20120202 Reuters KHARTOUM (Reuters) - Sudan, stepping up its rhetoric, accused South Sudan of "hostility" in their row over oil transit fees and said it would hold Juba responsible for any attack on northern oil facilities, a state-linked news website said on Wednesday.
The two neighbours are locked in a worsening row over disentangling their oil industries after the South split from Sudan and became independent in July, following decades of civil war that ended with a peace deal in 2005.
The landlocked new nation took three-quarters of the oil production - the lifeline of both economies - but needs to pay for using northern export facilities and the Red Sea port of Port Sudan.

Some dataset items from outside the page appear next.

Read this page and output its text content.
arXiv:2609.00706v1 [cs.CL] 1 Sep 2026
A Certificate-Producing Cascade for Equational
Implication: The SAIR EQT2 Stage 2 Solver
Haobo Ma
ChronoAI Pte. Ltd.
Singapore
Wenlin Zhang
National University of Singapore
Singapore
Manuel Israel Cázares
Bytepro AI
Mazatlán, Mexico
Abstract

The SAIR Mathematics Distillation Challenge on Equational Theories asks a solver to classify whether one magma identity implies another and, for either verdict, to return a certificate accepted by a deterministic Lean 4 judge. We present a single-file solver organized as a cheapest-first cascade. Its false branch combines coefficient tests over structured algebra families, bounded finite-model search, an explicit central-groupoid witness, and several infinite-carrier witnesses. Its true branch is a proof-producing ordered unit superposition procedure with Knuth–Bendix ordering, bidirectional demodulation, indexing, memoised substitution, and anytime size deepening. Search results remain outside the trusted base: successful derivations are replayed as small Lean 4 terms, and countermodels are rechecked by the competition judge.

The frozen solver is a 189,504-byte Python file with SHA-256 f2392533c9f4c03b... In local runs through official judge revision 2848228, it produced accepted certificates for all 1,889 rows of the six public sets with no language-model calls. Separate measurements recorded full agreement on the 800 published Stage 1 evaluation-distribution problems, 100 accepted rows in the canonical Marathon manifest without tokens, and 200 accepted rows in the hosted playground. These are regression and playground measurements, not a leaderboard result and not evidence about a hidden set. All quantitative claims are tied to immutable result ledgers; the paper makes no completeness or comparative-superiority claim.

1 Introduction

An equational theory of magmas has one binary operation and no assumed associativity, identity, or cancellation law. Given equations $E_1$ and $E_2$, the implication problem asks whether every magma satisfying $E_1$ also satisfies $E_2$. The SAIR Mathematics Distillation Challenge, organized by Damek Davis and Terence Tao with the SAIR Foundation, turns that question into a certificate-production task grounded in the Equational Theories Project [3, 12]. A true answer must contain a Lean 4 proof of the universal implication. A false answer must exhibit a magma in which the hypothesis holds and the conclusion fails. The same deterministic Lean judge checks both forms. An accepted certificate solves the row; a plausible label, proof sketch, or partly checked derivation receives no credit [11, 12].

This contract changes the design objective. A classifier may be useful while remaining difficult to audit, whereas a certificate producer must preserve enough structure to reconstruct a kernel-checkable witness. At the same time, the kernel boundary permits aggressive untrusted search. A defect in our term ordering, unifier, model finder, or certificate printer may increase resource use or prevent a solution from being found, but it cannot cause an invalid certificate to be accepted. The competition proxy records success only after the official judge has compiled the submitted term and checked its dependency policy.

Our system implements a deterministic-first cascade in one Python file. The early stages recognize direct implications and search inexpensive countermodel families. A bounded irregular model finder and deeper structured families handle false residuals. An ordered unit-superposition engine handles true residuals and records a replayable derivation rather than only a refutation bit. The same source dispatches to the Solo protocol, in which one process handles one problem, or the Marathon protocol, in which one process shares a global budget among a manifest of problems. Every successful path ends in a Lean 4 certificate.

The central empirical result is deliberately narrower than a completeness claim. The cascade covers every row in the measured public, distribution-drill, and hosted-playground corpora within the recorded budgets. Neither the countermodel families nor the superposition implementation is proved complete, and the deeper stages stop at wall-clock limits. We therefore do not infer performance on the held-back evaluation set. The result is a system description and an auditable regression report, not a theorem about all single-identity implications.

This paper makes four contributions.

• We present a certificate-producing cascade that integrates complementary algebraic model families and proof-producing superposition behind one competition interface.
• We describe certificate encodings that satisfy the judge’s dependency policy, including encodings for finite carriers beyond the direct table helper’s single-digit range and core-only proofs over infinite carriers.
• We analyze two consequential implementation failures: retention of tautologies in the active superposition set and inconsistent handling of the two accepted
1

Tension rose when Sudan said last month it started seizing southern oil at Port Sudan as compensation for what it called unpaid pipeline transit fees. Juba, the southern capital, responded last week by shutting down its entire output of 350,000 barrels a day.
The African Union has been trying to broker a deal but a meeting between Sudanese President Omar Hassan al-Bashir and his southern counterpart Salva Kiir failed last week. More talks are scheduled for next week.
The Sudanese negotiation team said South Sudan had not been ready to reach a fair deal at the latest round of talks in Addis Ababa, the state-linked Sudanese Media Centre (SMC) said, citing a statement issued by the delegation after its return.
"The Government of Sudan ... called on the southern government to review its hostile leaning towards Sudan," the SMC said, adding that Sudan remained ready to continue talks in "good faith."
Sudan also again accused Juba of supporting rebels in the main northern border state of South Kordofan, the SMC said.
"The Government of Sudan will hold the government of South Sudan responsible for any attempt to target or sabotage oil fields, facilities and oil infrastructure," SMC said, without elaborating.
There was no immediate reaction from Juba. South Kordofan is home to much of Sudan's remaining oil industry after the split.
Fighting broke out in June between the Sudanese army and rebels of the SPLM-North, and clashes spread to Blue Nile in September. Both states border South Sudan.
Blue Nile and South Kordofan contain large groups who sided with the south in the civil war, and who say they have continued to face persecution inside Sudan since South Sudan seceded.
The SPLM is now the ruling party in the independent south and denies supporting SPLM-North rebels across the border.
Events in South Kordofan and Blue Nile are difficult to verify because aid groups and foreign journalists are banned from areas where fighting takes place.
SPLM-North is one of a number of rebel movements in underdeveloped border areas who say they are fighting to overthrow Bashir and end what they see as the dominance of the Khartoum political elite.
The fighting has already forced about 417,000 people to flee their homes, more than 80,000 of them to newly independent South Sudan, according to the United Nations.